Before writing about the situation involving Penn State it is important to note that the facts of the matter have not been settled in a court of law. As such, what follows will be based, in part, on assumptions about what might (or might not) have happened.
While the incidents involving Sandusky and Penn State have gotten a great deal of media attention, it is not uncommon for institutions (especially powerful institutions) to conceal the misdeeds of members so as to protect them and, of course, the institution. My pointing out that this practice is a common one is not intended as a defense. Rather, it is intended to indicate that this is not an isolated problem.
While the matter might seem complicated, the ethics of the matter are actually quite straightforward.
McQueary alleges that he witnessed Sandusky raping a young boy. If this is true, then he was morally obligated to, at the very least call the police. Apparently, he now alleges that this is what he did. However, the original narrative was that he had spoken with his father who told him to talk to the head coach Paterno. Nothing came of this 2002 event until now.

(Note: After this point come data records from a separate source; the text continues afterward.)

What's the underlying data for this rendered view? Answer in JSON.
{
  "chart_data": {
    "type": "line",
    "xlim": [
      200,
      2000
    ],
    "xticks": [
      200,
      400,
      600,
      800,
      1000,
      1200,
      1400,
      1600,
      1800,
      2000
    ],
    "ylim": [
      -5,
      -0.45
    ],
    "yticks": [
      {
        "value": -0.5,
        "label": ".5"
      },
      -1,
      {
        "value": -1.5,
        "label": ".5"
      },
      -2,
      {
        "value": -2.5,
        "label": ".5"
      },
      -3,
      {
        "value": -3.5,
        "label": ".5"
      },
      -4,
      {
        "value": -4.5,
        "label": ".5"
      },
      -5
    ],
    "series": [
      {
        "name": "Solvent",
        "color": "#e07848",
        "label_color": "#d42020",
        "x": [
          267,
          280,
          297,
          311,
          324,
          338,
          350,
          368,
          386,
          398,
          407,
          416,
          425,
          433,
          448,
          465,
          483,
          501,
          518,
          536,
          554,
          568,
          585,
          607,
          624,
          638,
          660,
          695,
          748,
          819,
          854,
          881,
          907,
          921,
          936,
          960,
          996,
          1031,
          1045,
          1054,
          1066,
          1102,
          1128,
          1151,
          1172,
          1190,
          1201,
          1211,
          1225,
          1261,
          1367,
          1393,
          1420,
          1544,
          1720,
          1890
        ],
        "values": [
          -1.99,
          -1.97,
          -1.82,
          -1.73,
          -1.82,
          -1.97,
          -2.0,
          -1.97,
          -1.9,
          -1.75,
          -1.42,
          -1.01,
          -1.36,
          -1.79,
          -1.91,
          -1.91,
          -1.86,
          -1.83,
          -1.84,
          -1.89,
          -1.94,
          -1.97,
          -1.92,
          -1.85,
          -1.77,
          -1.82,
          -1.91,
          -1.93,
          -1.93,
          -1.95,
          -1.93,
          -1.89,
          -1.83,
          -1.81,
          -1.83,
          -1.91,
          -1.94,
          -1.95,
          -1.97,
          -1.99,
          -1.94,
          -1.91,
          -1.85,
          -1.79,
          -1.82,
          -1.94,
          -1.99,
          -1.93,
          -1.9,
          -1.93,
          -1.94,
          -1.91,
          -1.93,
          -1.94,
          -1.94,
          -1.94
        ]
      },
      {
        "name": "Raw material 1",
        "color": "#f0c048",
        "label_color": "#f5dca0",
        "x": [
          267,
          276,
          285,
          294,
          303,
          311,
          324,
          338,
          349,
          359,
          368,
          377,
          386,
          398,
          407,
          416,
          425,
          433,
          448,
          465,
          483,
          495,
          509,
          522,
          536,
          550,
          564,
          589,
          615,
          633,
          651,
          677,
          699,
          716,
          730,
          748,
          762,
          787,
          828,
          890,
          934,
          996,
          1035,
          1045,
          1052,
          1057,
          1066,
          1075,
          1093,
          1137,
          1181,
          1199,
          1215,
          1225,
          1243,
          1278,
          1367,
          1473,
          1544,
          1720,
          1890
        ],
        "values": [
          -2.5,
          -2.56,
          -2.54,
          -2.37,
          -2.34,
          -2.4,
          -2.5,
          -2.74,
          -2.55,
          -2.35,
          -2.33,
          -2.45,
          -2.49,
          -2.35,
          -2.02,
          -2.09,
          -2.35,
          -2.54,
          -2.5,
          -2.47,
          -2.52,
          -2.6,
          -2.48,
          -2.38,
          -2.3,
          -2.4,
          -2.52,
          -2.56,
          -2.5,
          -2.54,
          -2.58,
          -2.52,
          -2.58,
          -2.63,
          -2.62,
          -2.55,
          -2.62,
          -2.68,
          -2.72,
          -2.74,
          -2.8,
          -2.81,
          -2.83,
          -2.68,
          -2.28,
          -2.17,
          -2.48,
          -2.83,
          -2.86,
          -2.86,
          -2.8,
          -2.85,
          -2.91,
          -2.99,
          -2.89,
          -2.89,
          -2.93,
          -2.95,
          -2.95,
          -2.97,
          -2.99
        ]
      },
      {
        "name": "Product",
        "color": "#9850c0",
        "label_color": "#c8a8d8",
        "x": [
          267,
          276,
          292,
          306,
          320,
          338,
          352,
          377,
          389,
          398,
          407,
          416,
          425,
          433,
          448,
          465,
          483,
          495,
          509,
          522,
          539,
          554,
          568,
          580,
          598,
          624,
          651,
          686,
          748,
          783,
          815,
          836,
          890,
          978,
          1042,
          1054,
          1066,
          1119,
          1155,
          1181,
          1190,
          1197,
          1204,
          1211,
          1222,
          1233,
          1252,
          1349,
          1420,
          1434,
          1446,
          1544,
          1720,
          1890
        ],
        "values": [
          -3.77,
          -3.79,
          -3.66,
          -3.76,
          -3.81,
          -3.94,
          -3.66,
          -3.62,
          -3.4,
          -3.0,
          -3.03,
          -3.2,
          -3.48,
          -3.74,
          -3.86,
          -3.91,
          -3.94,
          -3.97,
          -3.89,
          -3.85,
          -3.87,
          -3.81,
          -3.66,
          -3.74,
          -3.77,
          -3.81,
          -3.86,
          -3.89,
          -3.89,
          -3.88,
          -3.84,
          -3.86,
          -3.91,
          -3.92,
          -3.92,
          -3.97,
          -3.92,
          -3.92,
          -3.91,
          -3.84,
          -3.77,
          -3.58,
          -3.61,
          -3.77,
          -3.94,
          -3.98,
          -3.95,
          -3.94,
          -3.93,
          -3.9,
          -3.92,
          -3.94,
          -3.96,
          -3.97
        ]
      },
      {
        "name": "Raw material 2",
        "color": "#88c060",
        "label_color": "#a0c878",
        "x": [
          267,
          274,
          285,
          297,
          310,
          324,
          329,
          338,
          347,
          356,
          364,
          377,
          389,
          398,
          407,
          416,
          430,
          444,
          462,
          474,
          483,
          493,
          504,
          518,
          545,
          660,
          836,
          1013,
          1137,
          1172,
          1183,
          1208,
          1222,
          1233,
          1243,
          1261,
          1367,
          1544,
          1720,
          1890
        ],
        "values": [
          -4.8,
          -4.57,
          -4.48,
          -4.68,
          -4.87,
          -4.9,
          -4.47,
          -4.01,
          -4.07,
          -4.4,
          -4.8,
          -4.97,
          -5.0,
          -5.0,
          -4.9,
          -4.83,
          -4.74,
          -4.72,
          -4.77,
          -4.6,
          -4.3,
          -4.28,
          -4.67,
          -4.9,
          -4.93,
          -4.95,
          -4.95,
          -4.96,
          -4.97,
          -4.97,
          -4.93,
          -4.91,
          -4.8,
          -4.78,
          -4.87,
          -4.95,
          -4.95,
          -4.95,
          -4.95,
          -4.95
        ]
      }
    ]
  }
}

At this point, the evidence seems to indicate that the incident was concealed by officials at Penn State. These officials, including Paterno and the university president, were fired. Interestingly, these firings occurred (obviously) before the relevant cases have been addressed in court. This does raise a moral question of whether these firings were morally justified-after all, it remains to be seen if, in fact, a crime was concealed. However, it can be argued that while the matter has yet to be settled in a court of law, the evidence of misdeeds on the part of the officials is adequate to justify their firing.
People who hold power in institutions, as might be imagined, have a tendency to believe that they have the right and the authority to handle situations they see as relevant to their interests. There is also, as Socrates noted, a tendency on the part of people to desire to conceal misdeeds. These two factors tend to lead to such (alleged) acts of concealment. People who work in such institutions are also often pressured into accepting the idea that almost everything must go through the “chain of command.” To use a a minor example, when I first started teaching I found that the lights did not work in the room in which I taught my night class. I, as I recall, made the mistake of trying to contact the physical plant folks directly (as I had been able to do at Ohio State). The result was that I was chastised by a university official for violating the “chain of command.” While that was a surreal experience, it does illustrate the sort of mindset that can exist in institutions.
In the abstract, one key moral issue is the extent to which an institution such as Penn State has the moral right to claim the authority to resolve a situation. In many cases, an institution does have that authority. For example, if a grade dispute arises in one of my classes, the university officials have the authority to resolve the issue. This is because grade disputes fall under the legitimate domain of the institution-namely that of education and related matters.
In other cases, the institution would exceed its legitimate authority and thus potentially act in an immoral way by such an infringement. This would be especially likely in cases in which the intervention of the institution’s “authority” would result in a denial of access to the legitimate authority by those involved in the situation. This can occur in cases in which those who are denied such access are victims (for example, students who are victims of sex crimes that are “resolved” by a university rather than by the police) as well as cases in which the perpetrators are denied (or protected from) the legitimate authority (such as perpetrators of sexual harassment being shielded by the institution).
Judging the extent of authority can involve considering the legal authority of the institution as well as the moral aspects of the matter. To be specific, a core aspect of this matter is determining this legitimate authority.
In the Penn State case, if it is assumed that such an assault took place and was reported to the university officials (and not police), then it would seem rather clear that the university officials acted beyond their legitimate authority. After all, a football coach and some college administrators do not have the moral authority to resolve an alleged rape. A coach does have the authority to, for example, bench players for poor grades. A university official can, for example, legitimately have the authority to resolve a grade dispute. However, rape is not a sports or academic matter-it is a matter for law enforcement, a matter for the police.